Ça y est enfin. Cela fait des semaines que je pense à ce moment. Comme le dit le dicton coréen, « le meilleur moment quand on fait l’amour, c’est quand on monte les escaliers ». Un bordel monstre règne dans et sur mon bureau. Rien à battre.
Après tout, le bureau, on n’y mettra sûrement pas les pieds. La chambre devrait suffire, or elle est rangée, et la cuisine à peu près propre puisque j’ai lavé la montagne de vaisselle qui s’accumulait dans l’évier hier : panne de tasse, or sans café, je ne suis rien.
J’ai rencontré Anna par hasard, à la machine à café, justement. Elle est intérimaire au boulot, et j’ai tout de suite craqué dessus. Pas franchement belle, mais attirante, un peu boudeuse, j’ai tout de suite eu envie d’elle.
Le proverbe, c’est Kim, du boulot aussi, qui me l’a sorti à propos d’une conférence quelconque qu’on devait faire. Moi, je l’ai bien retenu. J’adore ce proverbe. Moi, je le vis toujours au sens propre, jamais au figuré.
Encore une, diront à propos d’Anna ceux qui me connaissent bien, sans même faire l’effort de retenir son nom. Il est vrai qu’il ne la verront sûrement pas plus de deux ou trois fois. Moi, j’aime séduire. Après, je m’emmerde.
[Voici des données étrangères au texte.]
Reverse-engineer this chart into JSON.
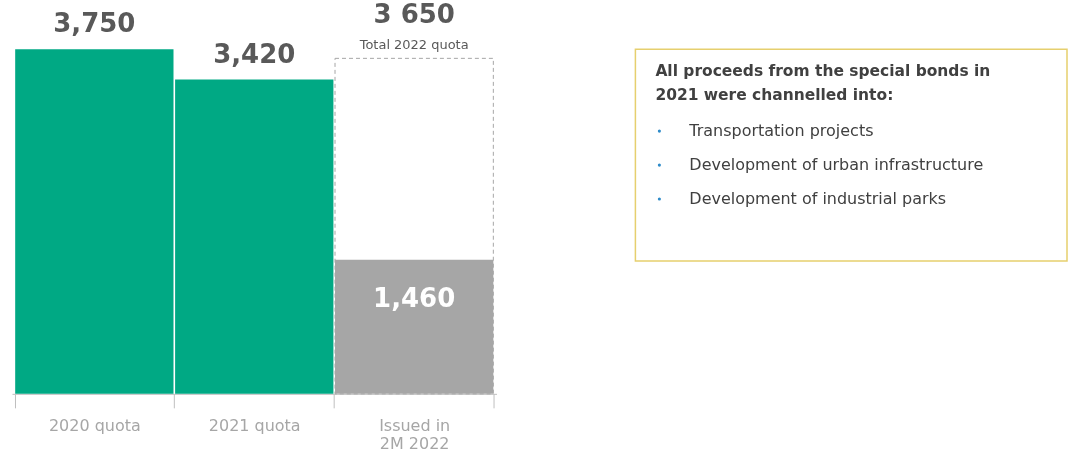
{
  "chart_data": {
    "type": "bar",
    "categories": [
      "2020 quota",
      "2021 quota",
      "Issued in\n2M 2022"
    ],
    "series": [
      {
        "line_style": "dashed",
        "color": "#a6a6a6",
        "values": [
          null,
          null,
          3650
        ],
        "value_labels": [
          null,
          null,
          "3 650"
        ]
      },
      {
        "colors": [
          "#00a984",
          "#00a984",
          "#a6a6a6"
        ],
        "values": [
          3750,
          3420,
          1460
        ],
        "value_labels": [
          "3,750",
          "3,420",
          "1,460"
        ]
      }
    ],
    "annotations": [
      "Total 2022 quota",
      "All proceeds from the special bonds in 2021 were channelled into:",
      "Transportation projects",
      "Development of urban infrastructure",
      "Development of industrial parks"
    ],
    "tick_labels": "x"
  }
}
Ce n’est pas ma faute. Je ne supporte pas les habitudes à deux, je n’accepte aucune brosse à dents dans mon verre à dent (exceptée la mienne, bien sûr), je déteste avoir à fermer la porte quand je pisse, et l’idée qu’on puisse m’appeler chéri, canard ou une autre débilité du genre me répugne. Alors mes relations sont en général assez courtes : quelques semaines pour séduire, puis enfin LE moment. Celui que je préfère. Celui ou enfin, on va se retrouver seuls chez moi. Ce moment, on le sent venir tous les deux, on en profite, on fait durer, jusqu’à ce que la tension soit palpable, jusqu’à ce que l’envie soit trop forte et que la précipitation l’emporte. A ce moment-là, alors, on fuit. Peut importe avec qui on est. Tant pis. Je l’entraine, on trouve au plus vite un taxi dans lequel on s’engoufre en riant bêtement. On se bécote avec retenue à cause du chauffeur, en riant toujours bêtement, on saute sur le trottoir en bas de chez moi sans même récupérer la monnaie.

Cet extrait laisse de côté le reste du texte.